Just as she’d learned to accept the complications of Waldridge all those years ago…
5
St. Bartholomew’s Hospital
London, England
Nine Years Earlier
“ENJOYING YOUR TIME in London, Kendra?”
It was Dr. Waldridge’s voice, she realized with relief.
It had been almost half an hour since she’d been wheeled into the surgical theater, and she was beginning to wonder if Dr. Waldridge was even going to show. He could have changed his mind, couldn’t he? She smiled up from the operating table. “Nice of you to drop by. I hope I’m not cutting into your breakfast time.”
“You are, but I’ll try not to hold it against you. I’ll make up for it at lunch. Did you get a good night’s sleep?”
“Good enough, I guess.” She was lying. She had been too tense, too aware of what this day could hold for her. But now he was here and, as usual, she felt calmer, more able to cope. “I’m surprised they didn’t knock me out. They told me there isn’t even an anesthesiologist in the room.”
“That’s right. No need. You’ll be awake the entire time. I don’t want you to miss a second of this.”

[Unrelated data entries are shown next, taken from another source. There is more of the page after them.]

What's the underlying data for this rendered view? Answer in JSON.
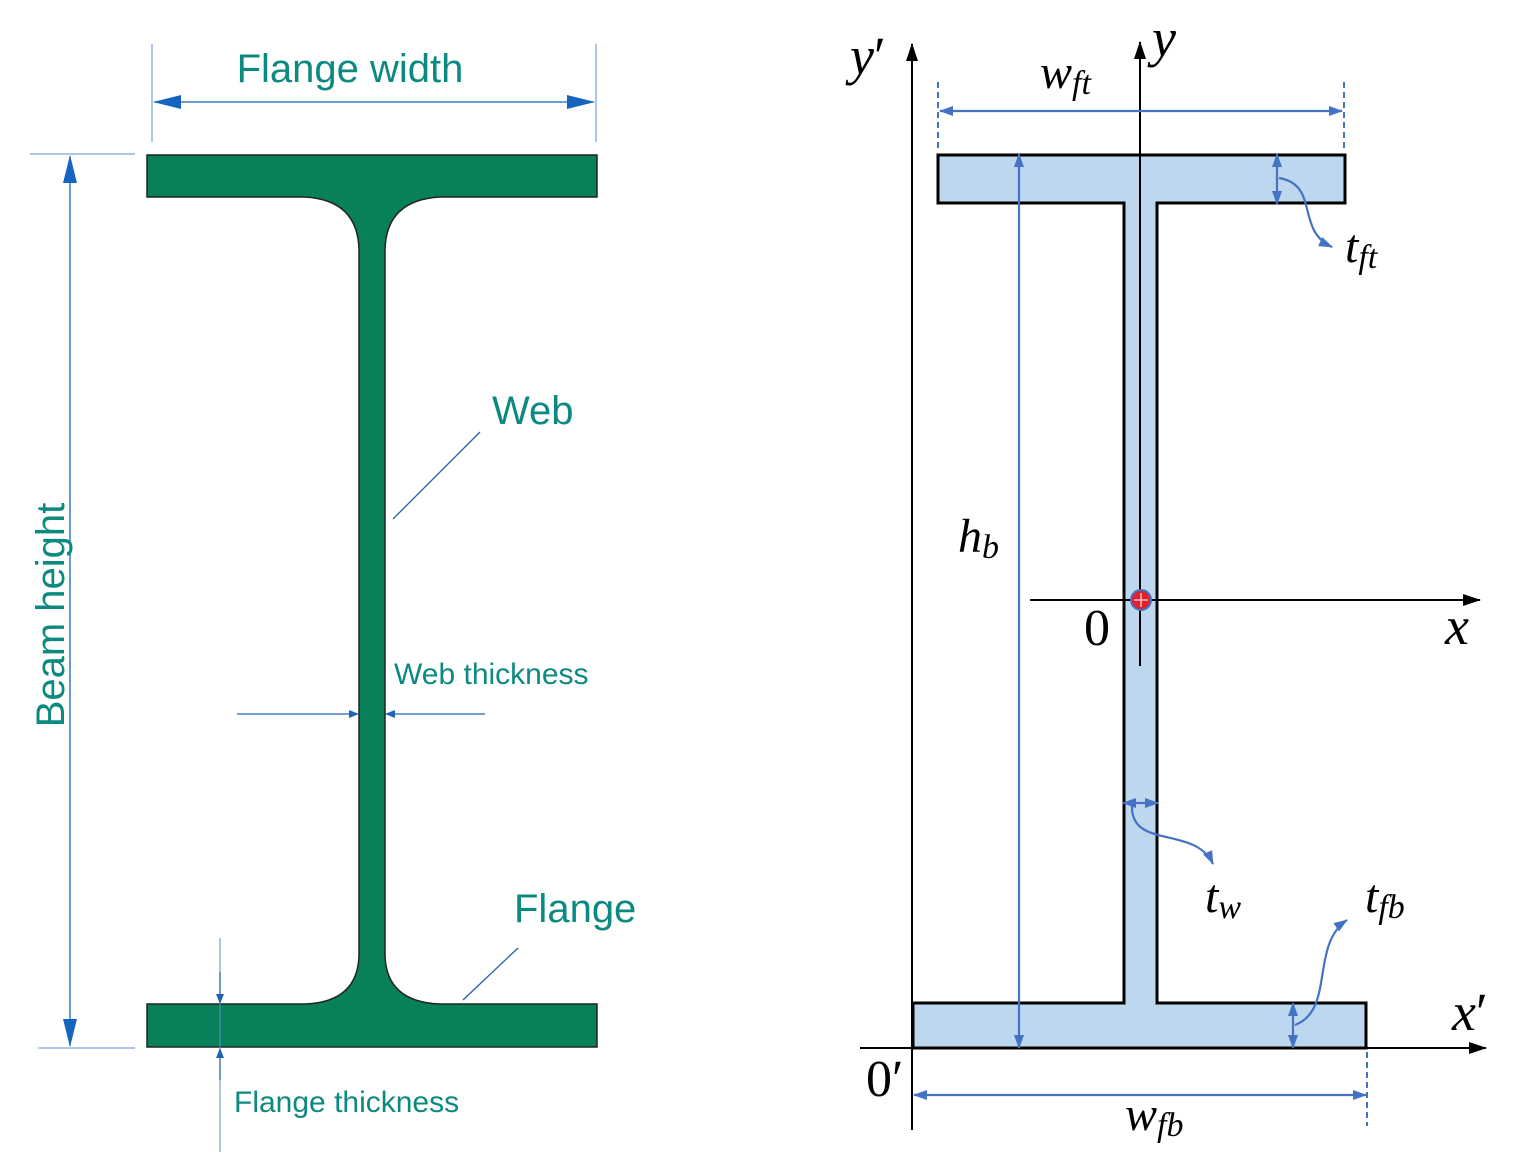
{
  "left_panel": {
    "flange_width_label": "Flange width",
    "web_label": "Web",
    "web_thickness_label": "Web thickness",
    "flange_label": "Flange",
    "flange_thickness_label": "Flange thickness",
    "beam_height_label": "Beam height",
    "beam_fill_color": "#08805a",
    "label_color": "#0d8a80"
  },
  "right_panel": {
    "y_prime_axis": {
      "base": "y",
      "prime": "′"
    },
    "y_axis": {
      "base": "y"
    },
    "x_axis": {
      "base": "x"
    },
    "x_prime_axis": {
      "base": "x",
      "prime": "′"
    },
    "origin_label": "0",
    "origin_prime_label": "0′",
    "w_ft": {
      "base": "w",
      "sub": "ft"
    },
    "t_ft": {
      "base": "t",
      "sub": "ft"
    },
    "h_b": {
      "base": "h",
      "sub": "b"
    },
    "t_w": {
      "base": "t",
      "sub": "w"
    },
    "t_fb": {
      "base": "t",
      "sub": "fb"
    },
    "w_fb": {
      "base": "w",
      "sub": "fb"
    },
    "section_fill_color": "#bdd7ee",
    "dimension_color": "#4472c4",
    "centroid_color": "#e0202a"
  }
}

“What kind of surgeon are you anyway?”
“The cunningly brilliant kind. Most of the difficult work has already been done. We’ve already combined stem-cell cultures with cells from your eyes, and we’ll be secreting them back in with a formula we’ve developed to help your damaged retinas regenerate. Your body will be doing most of the work over the next few weeks, my dear.”
“We hope.”
“The human body is an amazing thing. You can sew on a severed finger and all those thousands of nerve endings will work furiously to reattach themselves within months. Incredible, isn’t it? The body wants so very desperately to make itself whole. In this case, I’m just giving it a helping hand.”
“Well, you do your part, and I’ll do mine.”
“It’s a deal.”
She cocked her head as she heard more footsteps entering the surgical theater. “But if this is such a simple procedure, why the big production?”
“Production is right. We have video cameras covering this from several angles. We’ll be trying this a few different ways in our various subjects, and we need to see what works best.”
“As long as mine is the one that works best, I’ll be happy.”
He chuckled. “So will I. By the way, your mother is watching. She’s sitting in the observation booth above us.”
“I told her she should go see Stonehenge or something.”
“Well, maybe soon you can go see it with her.”
Possibles. All those wonderful possibilities teasing her on the horizon.
Kendra smiled. “Aren’t you supposed to manage my expectations? You told me yourself this was a long shot.”
“And it is. But I have a good feeling about you.”
“A ‘good feeling’? That’s funny talk coming from a research scientist.”
“Agreed. And I can guarantee that I will never repeat it in any paper I write on the project. But instinct can be a powerful thing.”
“If you say so.” Anything he said at this moment was going to be fine with her. She was trying to fight the fear and the excitement and not show him either.
But evidently she hadn’t been totally successful. “I say so,” he said. “But you’re something of a skeptic, so I brought you something to remind you while I give you the benefit of all my cunning brilliance.” He took her hand and placed something in her palm. “Shh, don’t tell anyone. It’s not sterile.”
“Are you trying to sabotage me?” Her fingers were probing, exploring. Tiny. Metal. Shaped like a-“Fish.”